Liquid biopsies and new MRI technology may help clinicians monitor and stratify patients by the likelihood of whether their liver disease will worsen.
The use of personalized medicine is vital for improving outcomes in patients with nonalcoholic fatty liver disease (NAFLD) in the future, say researchers.
“The current therapeutic landscape of NAFLD is rapidly evolving with an increasing number of molecules that treat key factors involved in its progression, but that still have a limited or no ability to effectively reverse fibrosis,” wrote Manuel Romero-Gomez of the University of Seville and his co-authors in the journal Liver International. “Management of this disease will probably require a combination of sequential and personalized treatments as a result of its complex and dynamic pathophysiology.”
The national multicenter study in Spain led by CIBER for Liver and Digestive Diseases (CIBEREHD) involved five years of monitoring patients with metabolic liver disease.
The prevalence of NAFLD has increased to 25% in the general population and could double by 2030, the researchers noted.
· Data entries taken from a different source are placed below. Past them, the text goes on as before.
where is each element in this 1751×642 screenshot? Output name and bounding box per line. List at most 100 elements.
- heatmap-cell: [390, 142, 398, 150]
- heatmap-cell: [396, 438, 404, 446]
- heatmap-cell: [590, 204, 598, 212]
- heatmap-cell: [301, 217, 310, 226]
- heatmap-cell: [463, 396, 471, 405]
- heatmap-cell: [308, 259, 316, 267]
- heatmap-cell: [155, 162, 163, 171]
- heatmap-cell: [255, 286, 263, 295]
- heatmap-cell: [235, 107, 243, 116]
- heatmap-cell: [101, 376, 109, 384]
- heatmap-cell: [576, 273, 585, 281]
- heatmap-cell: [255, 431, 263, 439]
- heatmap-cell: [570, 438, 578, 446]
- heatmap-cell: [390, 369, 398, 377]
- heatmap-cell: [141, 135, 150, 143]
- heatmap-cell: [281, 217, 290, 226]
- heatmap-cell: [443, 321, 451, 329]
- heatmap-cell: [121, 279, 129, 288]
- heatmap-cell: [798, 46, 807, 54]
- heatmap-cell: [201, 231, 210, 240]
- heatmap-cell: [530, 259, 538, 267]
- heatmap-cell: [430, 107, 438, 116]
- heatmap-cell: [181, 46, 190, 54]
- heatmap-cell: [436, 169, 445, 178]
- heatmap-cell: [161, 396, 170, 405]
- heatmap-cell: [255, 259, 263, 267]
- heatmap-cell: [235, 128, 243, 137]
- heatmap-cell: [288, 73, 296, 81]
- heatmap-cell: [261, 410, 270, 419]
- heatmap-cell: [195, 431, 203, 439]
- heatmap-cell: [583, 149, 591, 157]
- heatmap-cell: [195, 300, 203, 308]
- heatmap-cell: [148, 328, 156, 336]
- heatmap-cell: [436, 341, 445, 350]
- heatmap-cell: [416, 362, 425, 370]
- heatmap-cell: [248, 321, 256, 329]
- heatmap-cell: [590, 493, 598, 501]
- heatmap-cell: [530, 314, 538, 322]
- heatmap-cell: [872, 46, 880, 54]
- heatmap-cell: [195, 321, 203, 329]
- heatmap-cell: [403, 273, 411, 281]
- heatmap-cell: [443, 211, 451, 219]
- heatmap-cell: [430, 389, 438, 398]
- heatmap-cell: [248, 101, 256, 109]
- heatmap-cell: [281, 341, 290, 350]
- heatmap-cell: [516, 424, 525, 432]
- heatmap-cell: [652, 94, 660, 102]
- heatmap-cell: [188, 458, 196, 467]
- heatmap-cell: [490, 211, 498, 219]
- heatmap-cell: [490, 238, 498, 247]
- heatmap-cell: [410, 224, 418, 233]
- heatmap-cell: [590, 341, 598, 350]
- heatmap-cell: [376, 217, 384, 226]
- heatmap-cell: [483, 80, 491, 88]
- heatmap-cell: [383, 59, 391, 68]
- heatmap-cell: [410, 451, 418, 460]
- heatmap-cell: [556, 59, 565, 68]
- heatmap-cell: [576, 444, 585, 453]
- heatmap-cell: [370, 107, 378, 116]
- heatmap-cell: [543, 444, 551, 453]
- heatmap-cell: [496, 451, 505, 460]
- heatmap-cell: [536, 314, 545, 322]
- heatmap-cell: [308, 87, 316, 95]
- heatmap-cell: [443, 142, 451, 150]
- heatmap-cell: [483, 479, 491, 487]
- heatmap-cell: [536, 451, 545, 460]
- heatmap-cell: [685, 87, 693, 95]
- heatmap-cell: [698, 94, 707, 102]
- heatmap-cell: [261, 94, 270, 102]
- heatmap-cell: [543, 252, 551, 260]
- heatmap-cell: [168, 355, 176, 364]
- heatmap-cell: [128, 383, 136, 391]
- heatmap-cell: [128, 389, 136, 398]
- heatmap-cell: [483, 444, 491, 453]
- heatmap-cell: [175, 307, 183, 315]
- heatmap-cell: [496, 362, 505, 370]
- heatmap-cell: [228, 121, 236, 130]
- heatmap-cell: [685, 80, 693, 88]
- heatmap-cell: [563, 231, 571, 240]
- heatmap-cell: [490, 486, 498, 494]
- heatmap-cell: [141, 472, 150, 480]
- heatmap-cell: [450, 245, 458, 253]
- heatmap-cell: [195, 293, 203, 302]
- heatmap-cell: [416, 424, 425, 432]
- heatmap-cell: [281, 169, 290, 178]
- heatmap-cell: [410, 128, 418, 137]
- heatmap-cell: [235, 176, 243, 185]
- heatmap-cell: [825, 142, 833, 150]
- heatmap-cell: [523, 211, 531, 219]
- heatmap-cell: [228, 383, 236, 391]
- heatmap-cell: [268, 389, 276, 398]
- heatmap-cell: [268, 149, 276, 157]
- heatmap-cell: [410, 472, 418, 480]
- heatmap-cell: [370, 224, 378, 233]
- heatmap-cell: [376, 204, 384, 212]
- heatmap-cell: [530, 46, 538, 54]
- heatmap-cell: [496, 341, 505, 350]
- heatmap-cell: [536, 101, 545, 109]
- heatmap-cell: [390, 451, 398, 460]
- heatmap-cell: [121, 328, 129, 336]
Liver fibrosis is the main indicator of morbidity and mortality, and recent estimations suggest a substantial number of individuals with undiagnosed advanced liver disease.
“Strategies to monitor advanced fibrosis are essential for early detection, referral, diagnosis and treatment in primary care and endocrine units, where NAFLD and consequently liver fibrosis are more prevalent,” wrote Romero-Gomez and his colleagues.
Blood-based noninvasive methods such as liquid biopsy could be used to stratify patients according to the risk of the progression of fibrosis, they said, and could be combined with imaging techniques to improve stratification.
Powerful new diagnostic tools such as magnetic resonance electrography (MRE), a technology that combines MRI imaging with low-frequency vibrations to create a visual map, are emerging and might prevent the need for liver biopsy in the near future, the authors wrote.
Personalized medicine allows for clinicians to “establish a cause or predict risk of illness and design a personalized plan to prevent or detect diseases early,” said Scott L. Friedman, M.D., chief of the Division of Liver Diseases at the Icahn School of Medicine at Mount Sinai, in an article posted on Gastroenterology Learning Network.
“It allows for the use of medications and other treatments based on what would work best for each individual and also avoid adverse effects,” Friedman was quoted as saying,
One example of personalized medicine in liver disease care is utilizing whole exome sequencing, according to Friedman, who shared the example of a Yale University study in which the testing was used in 19 adults with idiopathic liver disease.
Five out of the 19 patients had identifiable monogenic disorders affecting five genes. The presenting features were typically lean nonalcoholic steatohepatitis (NASH) or cryptogenic cirrhosis, Friedman said.
“Personalized medicine will slowly but surely integrate into clinical hepatology, but this will be evolutionary, not revolutionary,” Friedman said. “Barriers to implementation will wane as we develop better systems to integrate this information into the medical record, so doctors don’t have to become geneticists.”